When he came back, I had managed—barely—to sit on my knees. I was still shaky. Insanely, my stomach now insisted that it needed to be filled again. In or out, I told it, but it did not listen.

Ahad crouched in front of me again. “Interesting.”

I managed to lift my eyes to him. His expression betrayed nothing, but he lifted a hand and conjured a small hand mirror. I was too tired even for envy. He lifted the mirror to show me my face.

I had grown older. The face that gazed back at me was longer, leaner, with a stronger jawline. The hair on my chin was no longer downy and barely visible; it had grown darker, longer, the wispy precursors of a beard. Late adolescence, rather than the middling stage of it I’d been in. Two years of my life gone? Three? Gone, regardless.

“I should be flattered, perhaps,” Ahad said. “That you remember the old days with such fondness.” His words skirted the edge of danger, but I was too tired for true fear. He could kill me anytime he wanted, and would’ve done it by now if he’d really meant to. He just liked flaunting his power.

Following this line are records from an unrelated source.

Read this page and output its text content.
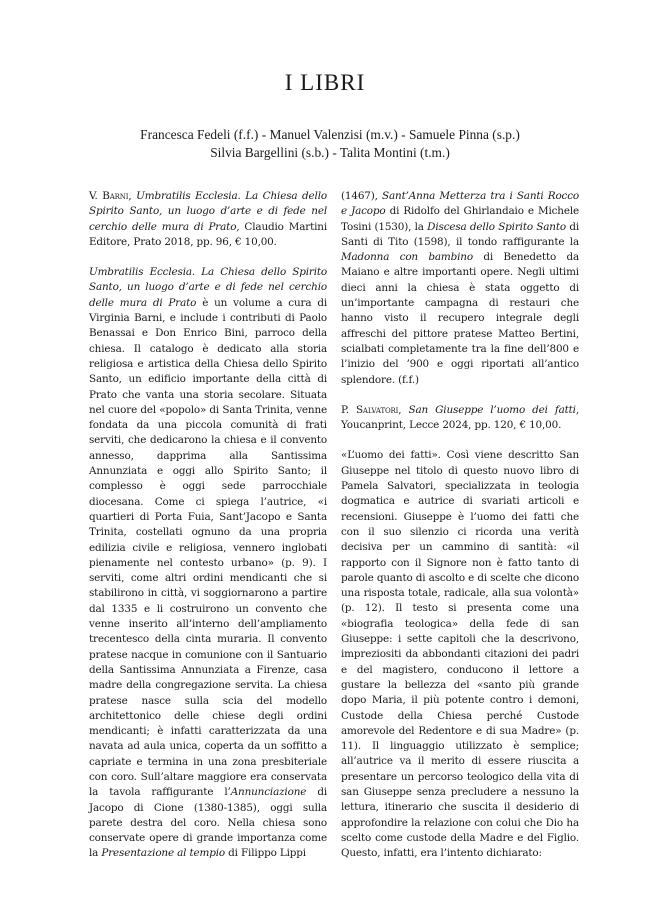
I LIBRI
Francesca Fedeli (f.f.) - Manuel Valenzisi (m.v.) - Samuele Pinna (s.p.)
Silvia Bargellini (s.b.) - Talita Montini (t.m.)

V. Barni, Umbratilis Ecclesia. La Chiesa dello Spirito Santo, un luogo d’arte e di fede nel cerchio delle mura di Prato, Claudio Martini Editore, Prato 2018, pp. 96, € 10,00.

Umbratilis Ecclesia. La Chiesa dello Spirito Santo, un luogo d’arte e di fede nel cerchio delle mura di Prato è un volume a cura di Virginia Barni, e include i contributi di Paolo Benassai e Don Enrico Bini, parroco della chiesa. Il catalogo è dedicato alla storia religiosa e artistica della Chiesa dello Spirito Santo, un edificio importante della città di Prato che vanta una storia secolare. Situata nel cuore del «popolo» di Santa Trinita, venne fondata da una piccola comunità di frati serviti, che dedicarono la chiesa e il convento annesso, dapprima alla Santissima Annunziata e oggi allo Spirito Santo; il complesso è oggi sede parrocchiale diocesana. Come ci spiega l’autrice, «i quartieri di Porta Fuia, Sant’Jacopo e Santa Trinita, costellati ognuno da una propria edilizia civile e religiosa, vennero inglobati pienamente nel contesto urbano» (p. 9). I serviti, come altri ordini mendicanti che si stabilirono in città, vi soggiornarono a partire dal 1335 e li costruirono un convento che venne inserito all’interno dell’ampliamento trecentesco della cinta muraria. Il convento pratese nacque in comunione con il Santuario della Santissima Annunziata a Firenze, casa madre della congregazione servita. La chiesa pratese nasce sulla scia del modello architettonico delle chiese degli ordini mendicanti; è infatti caratterizzata da una navata ad aula unica, coperta da un soffitto a capriate e termina in una zona presbiteriale con coro. Sull’altare maggiore era conservata la tavola raffigurante l’Annunciazione di Jacopo di Cione (1380-1385), oggi sulla parete destra del coro. Nella chiesa sono conservate opere di grande importanza come la Presentazione al tempio di Filippo Lippi

(1467), Sant’Anna Metterza tra i Santi Rocco e Jacopo di Ridolfo del Ghirlandaio e Michele Tosini (1530), la Discesa dello Spirito Santo di Santi di Tito (1598), il tondo raffigurante la Madonna con bambino di Benedetto da Maiano e altre importanti opere. Negli ultimi dieci anni la chiesa è stata oggetto di un’importante campagna di restauri che hanno visto il recupero integrale degli affreschi del pittore pratese Matteo Bertini, scialbati completamente tra la fine dell’800 e l’inizio del ’900 e oggi riportati all’antico splendore. (f.f.)

P. Salvatori, San Giuseppe l’uomo dei fatti, Youcanprint, Lecce 2024, pp. 120, € 10,00.

«L’uomo dei fatti». Così viene descritto San Giuseppe nel titolo di questo nuovo libro di Pamela Salvatori, specializzata in teologia dogmatica e autrice di svariati articoli e recensioni. Giuseppe è l’uomo dei fatti che con il suo silenzio ci ricorda una verità decisiva per un cammino di santità: «il rapporto con il Signore non è fatto tanto di parole quanto di ascolto e di scelte che dicono una risposta totale, radicale, alla sua volontà» (p. 12). Il testo si presenta come una «biografia teologica» della fede di san Giuseppe: i sette capitoli che la descrivono, impreziositi da abbondanti citazioni dei padri e del magistero, conducono il lettore a gustare la bellezza del «santo più grande dopo Maria, il più potente contro i demoni, Custode della Chiesa perché Custode amorevole del Redentore e di sua Madre» (p. 11). Il linguaggio utilizzato è semplice; all’autrice va il merito di essere riuscita a presentare un percorso teologico della vita di san Giuseppe senza precludere a nessuno la lettura, itinerario che suscita il desiderio di approfondire la relazione con colui che Dio ha scelto come custode della Madre e del Figlio. Questo, infatti, era l’intento dichiarato:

Suddenly this seemed monumentally unfair. “I hate this,” I whispered, not caring if he heard me. “I hate that I’m nothing now.”

Ahad shook his head, less annoyed than unsurprised. His hand seized the back of my shirt and pulled me to my feet. “You’re not ‘nothing.’ You’re mortal, which is far from nothing. The sooner you accept that, the better off you’ll be.” He took one of my arms, holding it up, and made a sound of disgust. “You need to eat. Start taking care of your body if you want it to last for the few years you have left. Or would you rather die now?”

I closed my eyes, letting myself dangle from his grasp. “I don’t want to be mortal.” I was whining. It felt good to realize I still could, however much I’d grown up. “Mortals lie when they say they love you. They wait until you trust them, then shove the knife in, and then they work it around to make sure it kills you.”

There was a moment of silence, during which I closed my eyes and honestly contemplated having a good cry. It ended when the office door opened and two servants came in, and when Ahad gave me a slap on the cheek that was not quite gently chiding.

“Gods do that, too,” he snapped, “so you’re damned whichever way you turn. Shut up and deal with it.”

Then he shoved me into the servants’ waiting arms and they hauled me away.